À court terme, cependant, le groupe a eu pour effet pour de nombreuses personnes de travailler pour les ancrer dans la réalité alors qu'ils sont aux prises avec les conséquences de vies — et d'esprits — ouverts par l'irréalité hallucinée par l'IA.

« Si je me tournais vers ChatGPT et que je disais : « Ma femme n'est-elle pas folle ? N'est-ce pas terrible ? Qu'arrive-t-il à ma famille ? » Cela dirait que c'est horrible, et voici les caractéristiques d'une spirale de récursion induite par le LLM », explique un membre, le père dont la femme utilise ChatGPT pour communiquer avec ce qu'elle qualifie d'esprits. « Il me dit simplement ce que je veux entendre, et il me le dit sur la base de ce que je lui ai dit. »
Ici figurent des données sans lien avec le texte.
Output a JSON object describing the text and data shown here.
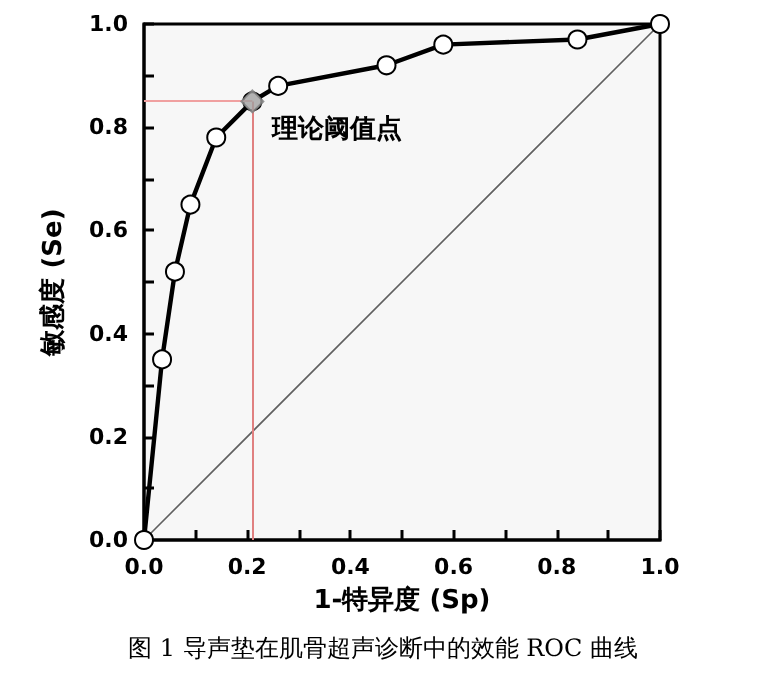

« Mais ensuite, je parle à un fermier du Maine, à un homme au Canada, à une femme en Belgique, à un homme en Floride. Leur expérience vécue en est une confirmation, et c'est incroyable, d'autant plus qu'il n'existe pas encore de manuel de diagnostic », a-t-il poursuivi. « Et il y en aura dans cinq ans. Et dans cinq ans, nous aurons un nom pour ce dont vous et moi parlons en ce moment, et des garde-corps seront en place. Il y aura des protocoles pour aider à mettre fin à la dépendance d'une personne. Mais c'est un Far West en ce moment, et c'est incroyable d'avoir l'expérience vécue qui l'affirme, parce que c'est tellement surréaliste. C'est profond. C'est profondément rassurant, car plus vous essayez d'en dire, plus I essayez de dire : « Regardez les gars, regardez le monde, regardez les gens, ma femme ne va pas bien », plus je trouve que j'ai l'air fou. »

« Et ils ne pensent pas que j'ai l'air fou », a-t-il ajouté à propos des autres acteurs de The Spiral, « parce qu'ils le savent ».